We asked them a few questions to learn more about their entry.

Q: How did you hear about Rooftop Roots? Describe their innovation in simple terms for those who have never heard of it.

A: We heard about Rooftop Roots while researching ideas for our final project in our Sustainability Class. We found the organization and contacted Thomas, the Executive Director of Rooftop Roots, to see if he would be interested in allowing us to film. Rooftop Roots is an organization that partners with nonprofits, businesses, homes, etc., to grow and produce in urban areas, often on rooftops. The produce goes to the community and local food banks. Community members get involved in the growing process so it serves as an educational opportunity that brings people closer to their food and reconnects them to local food chains.

Q: What was the process behind creating your submission?
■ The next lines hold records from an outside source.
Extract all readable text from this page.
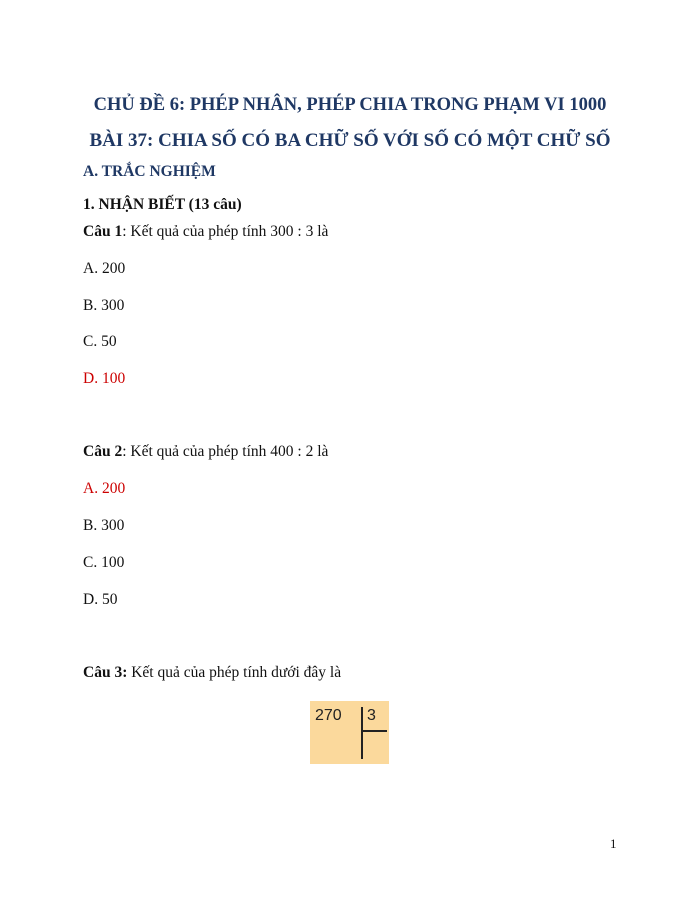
CHỦ ĐỀ 6: PHÉP NHÂN, PHÉP CHIA TRONG PHẠM VI 1000
BÀI 37: CHIA SỐ CÓ BA CHỮ SỐ VỚI SỐ CÓ MỘT CHỮ SỐ
A. TRẮC NGHIỆM
1. NHẬN BIẾT (13 câu)
Câu 1: Kết quả của phép tính 300 : 3 là
A. 200
B. 300
C. 50
D. 100
Câu 2: Kết quả của phép tính 400 : 2 là
A. 200
B. 300
C. 100
D. 50
Câu 3: Kết quả của phép tính dưới đây là
270 3
1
Why did you choose to communicate your innovation through a video format?

A: We chose a video to communicate our innovation because the rooftop garden was so beautiful and seeing the creators of the garden in person made the entire innovation come to life. Physically talking to the gardeners and curators of the sustainable rooftop masterpiece makes their success become a reality to the viewers. We wanted people to really see the food they are connecting with in their local food system.

Q: Why is this innovation so important to you? Why do you think it is one of the most essential methods to help sustainable cities?

A: When you live in an on-the-go city like D.C., it’s easy to lose sight of where your food is coming from. Growing food brings people back to the source and encourages healthier options, as well as protects the environment by limiting carbon dioxide emissions from transporting produce. We think it is essential in aiding the creation of sustainable cities because learning where our food comes from is one of the first steps in the education process to making cities more resilient for the future. We need to understand the foundational elements before making a change to our habits.